La libertà di poter essere se stessi attraverso il proprio cambiamento.

Riporto il pensiero di una mia amica, Jazmin: “essere se stessi vuol dire perseguire i propri valori e desideri, e io desidero migliorarmi. E posso farlo solo cambiando”.

Si parla e predica spesso dell’importanza di essere se stessi. Ciò corrisponde ad un modello di comportamento etico preciso, oppure è una formula che ripetiamo in maniera non ragionata attingendo da senso comune, cinema e Tv, perdendone di vista le sfumature semantiche e le conseguenze comportamentali possibili? In che genere di mondo è vera un’affermazione?

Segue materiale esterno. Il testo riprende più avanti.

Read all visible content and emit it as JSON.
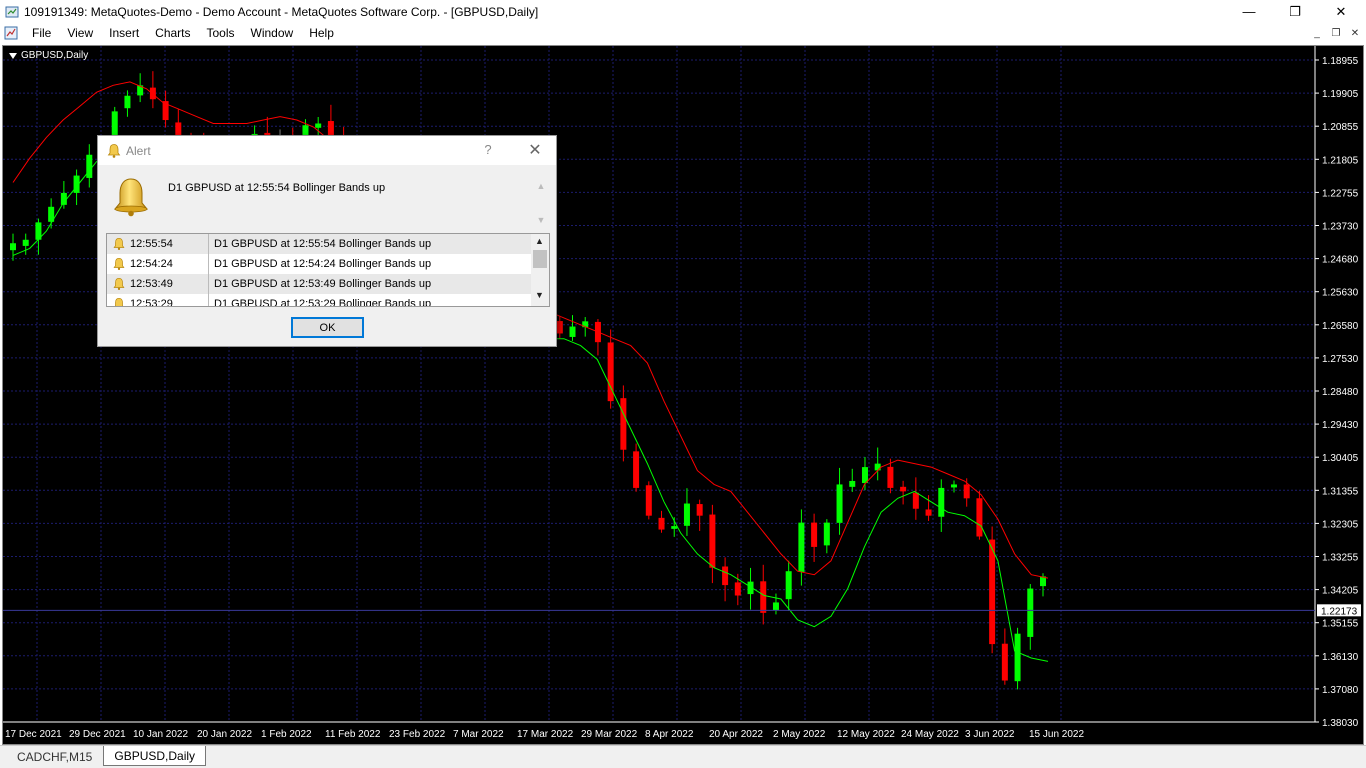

Le credenze guidano i nostri comportamenti, e credenze in contraddizione tra di loro o rigide possono limitare il nostro agire. A volte alcune nostre affermazioni sono vere per noi o utili intese in un senso in un certo numero di situazioni, e dannose in un senso diverso in altre. Potremmo intendere modi positivi (o efficaci per i nostri obiettivi personali) di essere noi stessi, legati ad esempio al coltivare il nostro stile personale e a non imitare pedissequamente qualcuno, e modi meno utili, legati ad esempio alla rigidità del nostro punto di vista.